Defense Contractors Beware: Russia is Lurking

February 13, 2018

Readers of the North Carolina JOLT Blog may recall that back in October, I published a piece on the Russian use of Kaspersky—a Russian antivirus program—to search for sensitive American cybersecurity programs and methods from a National Security Agency (NSA) contractor. Despite the known risk posed by Kaspersky (the NSA did not allow the program on its computers), other government agencies used Kaspersky until the Trump administration prohibited its use last year. One of the most significant concerns is who the American government can trust with its cybersecurity. As the entity that protects massive amounts of sensitive information, the government absolutely must be able to protect that information, especially from hostile actors.
In addition to seeking cybersecurity secrets from the intelligence community, the Associated Press reported last week that Russian operatives have been obtaining sensitive information from defense contractors. The group known as Fancy Bear (also Fancy Bears), an anonymous and nefarious cyber entity that has been involved in hacking various countries and agencies since 2008, is believed to be behind the most recent revelation. Assuming this to be the case, it would not be surprising: Fancy Bear is generally believed to work on behalf of and receive funds from the Russian government. Moreover, Fancy Bear targeted and hacked the Democratic National Committee during the 2016 election and accessed Clinton campaign chairman John Podesta’s emails.
In the recent attacks, Fancy Bear made a specific effort to seek contractors working on advanced military technology, such as “militarized drones, missiles, rockets, stealth fighter jets, cloud-computing platforms [and] other sensitive activities.” The targets worked at large defense contractors as well, such as Lockheed Martin and Boeing. According to the report, the hacking activities took place between March 2015 and May 2016; there was also a peculiar focus on obtaining information on drone technology. It appears that the hackers generally attempted to compromise the Gmail accounts of many of the contractors to gain access to the sensitive information; personal email accounts are an easy access point for hackers. Although it remains unclear how successful the effort was and whether Russia will be able to capitalize on the efforts, it is safe to assume that the United States military has a reduced advantage at this point relative to where it should have been.
From a legal perspective, this incident speaks volumes to the cyber risks facing the United States government as well as the contractors that work for it. The Defense Federal Acquisition Regulation Supplement (DFARS), designed to protect controlled unclassified information handled by contractors, lays out security requirements that contractors must meet on any project. To be in compliance with DFARS, contractors must comply with National Institute of Standards and Technology (NIST) Special Publication 800-171 (NIST 800-171) beginning December 31, 2017, which explain additional requirements that contractors must meet. These include, for example, the widespread use of encryption, limiting access to authorized users, and monitoring remote access, among many others. With this in mind, however, the Department of Defense evidently considers it impractical to expect all contractors—as well as potential contractors—to have implemented all of these standards by now, and thus is not yet mandating each requirement to be fully implemented, though contractors do need to demonstrate progress on their cybersecurity mechanisms.
While these requirements address controlled unclassified information (whereas Fancy Bear appears to have accessed classified information), the recent hack is still useful to highlight the critical importance of enforcing compliance among contractors. Although it is unclear whether earlier implementation of these measures would have prevented or mitigated the damage incurred from the contractor hack,

the mere possibility that the requirements may have reduced the harm should be sufficient to serve as a warning to current and future contractors.

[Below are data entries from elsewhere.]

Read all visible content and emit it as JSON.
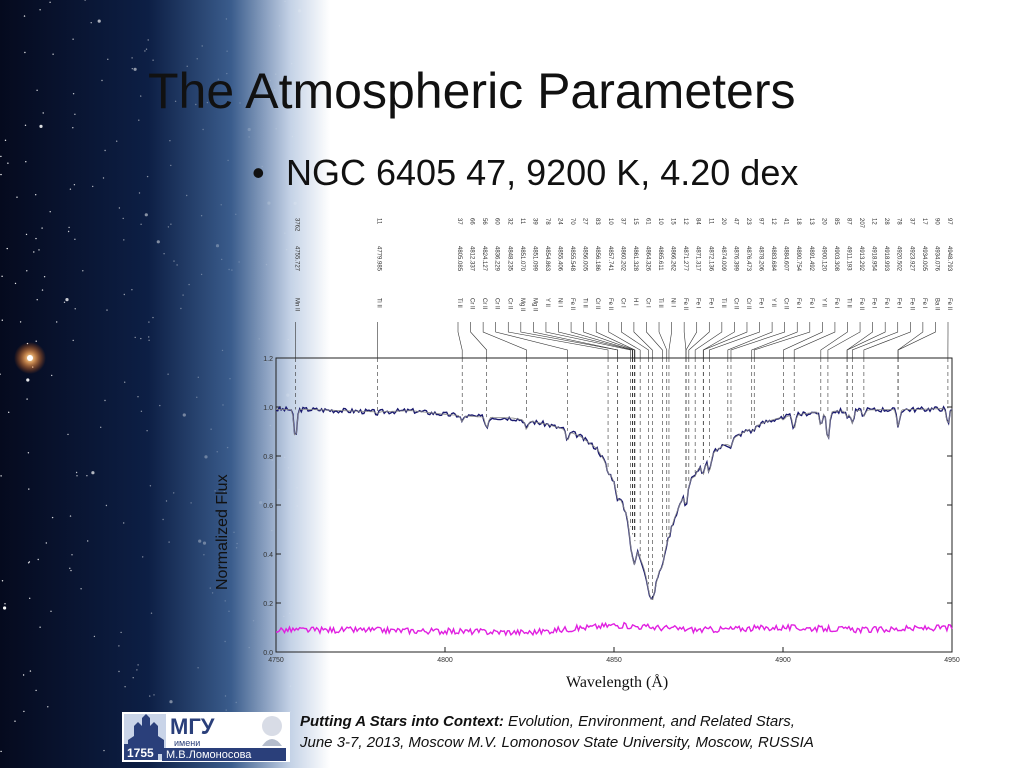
{
  "slide": {
    "title": "The Atmospheric Parameters",
    "bullet": "NGC 6405 47, 9200 K, 4.20 dex"
  },
  "footer": {
    "event_bold": "Putting A Stars into Context:",
    "event_rest": " Evolution, Environment, and Related Stars,",
    "line2": "June 3-7, 2013, Moscow M.V. Lomonosov State University, Moscow, RUSSIA"
  },
  "logo": {
    "text_main": "МГУ",
    "text_imeni": "имени",
    "text_name": "М.В.Ломоносова",
    "year": "1755"
  },
  "colors": {
    "observed": "#1a1a6e",
    "residual": "#e020e0",
    "lines": "#333333"
  },
  "chart_data": {
    "type": "line",
    "xlabel": "Wavelength (Å)",
    "ylabel": "Normalized Flux",
    "xlim": [
      4750,
      4950
    ],
    "ylim": [
      0.0,
      1.2
    ],
    "xticks": [
      4750,
      4800,
      4850,
      4900,
      4950
    ],
    "yticks": [
      0.0,
      0.2,
      0.4,
      0.6,
      0.8,
      1.0,
      1.2
    ],
    "series": [
      {
        "kind": "observed spectrum",
        "x": [
          4750,
          4760,
          4770,
          4780,
          4790,
          4800,
          4810,
          4820,
          4830,
          4835,
          4840,
          4845,
          4848,
          4851,
          4854,
          4856,
          4858,
          4860,
          4861.3,
          4862,
          4864,
          4866,
          4868,
          4870,
          4872,
          4875,
          4880,
          4885,
          4890,
          4895,
          4900,
          4910,
          4920,
          4930,
          4940,
          4950
        ],
        "y": [
          0.99,
          0.99,
          0.985,
          0.98,
          0.985,
          0.97,
          0.96,
          0.955,
          0.93,
          0.91,
          0.88,
          0.83,
          0.76,
          0.66,
          0.55,
          0.46,
          0.38,
          0.29,
          0.2,
          0.25,
          0.37,
          0.47,
          0.55,
          0.62,
          0.69,
          0.75,
          0.82,
          0.87,
          0.91,
          0.94,
          0.96,
          0.98,
          0.985,
          0.99,
          0.99,
          0.995
        ]
      },
      {
        "kind": "residual",
        "x": [
          4750,
          4775,
          4800,
          4825,
          4850,
          4875,
          4900,
          4925,
          4950
        ],
        "y": [
          0.09,
          0.09,
          0.085,
          0.08,
          0.11,
          0.09,
          0.1,
          0.09,
          0.1
        ]
      }
    ],
    "absorption_lines": [
      {
        "wl": 4755.73,
        "ion": "Mn II",
        "label": "4755.727",
        "ew": "3762"
      },
      {
        "wl": 4779.99,
        "ion": "Ti II",
        "label": "4779.985",
        "ew": "11"
      },
      {
        "wl": 4805.09,
        "ion": "Ti II",
        "label": "4805.085",
        "ew": "37"
      },
      {
        "wl": 4812.34,
        "ion": "Cr II",
        "label": "4812.337",
        "ew": "66"
      },
      {
        "wl": 4824.13,
        "ion": "Cr II",
        "label": "4824.127",
        "ew": "56"
      },
      {
        "wl": 4836.23,
        "ion": "Cr II",
        "label": "4836.229",
        "ew": "60"
      },
      {
        "wl": 4848.24,
        "ion": "Cr II",
        "label": "4848.235",
        "ew": "32"
      },
      {
        "wl": 4851.07,
        "ion": "Mg II",
        "label": "4851.070",
        "ew": "11"
      },
      {
        "wl": 4851.1,
        "ion": "Mg II",
        "label": "4851.099",
        "ew": "39"
      },
      {
        "wl": 4854.86,
        "ion": "Y II",
        "label": "4854.863",
        "ew": "78"
      },
      {
        "wl": 4855.41,
        "ion": "Ni I",
        "label": "4855.406",
        "ew": "24"
      },
      {
        "wl": 4855.55,
        "ion": "Fe II",
        "label": "4855.548",
        "ew": "70"
      },
      {
        "wl": 4856.01,
        "ion": "Ti II",
        "label": "4856.005",
        "ew": "27"
      },
      {
        "wl": 4856.19,
        "ion": "Cr II",
        "label": "4856.186",
        "ew": "83"
      },
      {
        "wl": 4857.74,
        "ion": "Fe II",
        "label": "4857.741",
        "ew": "10"
      },
      {
        "wl": 4860.2,
        "ion": "Cr I",
        "label": "4860.202",
        "ew": "37"
      },
      {
        "wl": 4861.33,
        "ion": "H I",
        "label": "4861.328",
        "ew": "15"
      },
      {
        "wl": 4864.33,
        "ion": "Cr I",
        "label": "4864.326",
        "ew": "61"
      },
      {
        "wl": 4865.61,
        "ion": "Ti II",
        "label": "4865.611",
        "ew": "10"
      },
      {
        "wl": 4866.26,
        "ion": "Ni I",
        "label": "4866.262",
        "ew": "15"
      },
      {
        "wl": 4871.28,
        "ion": "Fe II",
        "label": "4871.277",
        "ew": "12"
      },
      {
        "wl": 4871.32,
        "ion": "Fe I",
        "label": "4871.317",
        "ew": "84"
      },
      {
        "wl": 4872.14,
        "ion": "Fe I",
        "label": "4872.136",
        "ew": "11"
      },
      {
        "wl": 4874.01,
        "ion": "Ti II",
        "label": "4874.009",
        "ew": "20"
      },
      {
        "wl": 4876.4,
        "ion": "Cr II",
        "label": "4876.399",
        "ew": "47"
      },
      {
        "wl": 4876.47,
        "ion": "Cr II",
        "label": "4876.473",
        "ew": "23"
      },
      {
        "wl": 4878.21,
        "ion": "Fe I",
        "label": "4878.206",
        "ew": "97"
      },
      {
        "wl": 4883.68,
        "ion": "Y II",
        "label": "4883.684",
        "ew": "12"
      },
      {
        "wl": 4884.61,
        "ion": "Cr II",
        "label": "4884.607",
        "ew": "41"
      },
      {
        "wl": 4890.75,
        "ion": "Fe I",
        "label": "4890.754",
        "ew": "18"
      },
      {
        "wl": 4891.49,
        "ion": "Fe I",
        "label": "4891.492",
        "ew": "13"
      },
      {
        "wl": 4900.12,
        "ion": "Y II",
        "label": "4900.120",
        "ew": "20"
      },
      {
        "wl": 4903.31,
        "ion": "Fe I",
        "label": "4903.308",
        "ew": "85"
      },
      {
        "wl": 4911.19,
        "ion": "Ti II",
        "label": "4911.193",
        "ew": "87"
      },
      {
        "wl": 4913.29,
        "ion": "Fe II",
        "label": "4913.292",
        "ew": "207"
      },
      {
        "wl": 4918.95,
        "ion": "Fe I",
        "label": "4918.954",
        "ew": "12"
      },
      {
        "wl": 4918.99,
        "ion": "Fe I",
        "label": "4918.993",
        "ew": "28"
      },
      {
        "wl": 4920.5,
        "ion": "Fe I",
        "label": "4920.502",
        "ew": "78"
      },
      {
        "wl": 4923.93,
        "ion": "Fe II",
        "label": "4923.927",
        "ew": "37"
      },
      {
        "wl": 4934.01,
        "ion": "Fe I",
        "label": "4934.005",
        "ew": "17"
      },
      {
        "wl": 4934.08,
        "ion": "Ba II",
        "label": "4934.076",
        "ew": "90"
      },
      {
        "wl": 4948.79,
        "ion": "Fe II",
        "label": "4948.793",
        "ew": "97"
      }
    ]
  }
}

To prevent another attack such as this, defense contractors need to be more cognizant of their cybersecurity efforts. This likely means that they need to be better prepared to implement the DFARS requirements as well as those of NIST 800-171. It also means that the Department of Defense needs to enforce its requirements. In other words, the Department of Defense needs to select as it contractors those who can provide adequate cybersecurity for its projects, but contractors also must be able to give the Department of Defense options—they need to show the government that they are capable of protecting sensitive information.
This blog post should by no means be considered a critique of the Department of Defense’s decisions relating to contracting and cybersecurity. Rather, this post serves as a caution to contractors that they need to make all possible efforts—however costly and time-consuming they may be—to comply with the government’s requirements insofar as protecting sensitive national security information is concerned. The United States depends on its contractors to ensure the safety of this country, and we must hold defense contractors to the same high standard that we hold the military.

Russia and other enemies are actively seeking military information and any advantage they can achieve; if contractors truly want to serve the Department of Defense—and thus the United States—then they need to take steps to protect sensitive information from our enemies.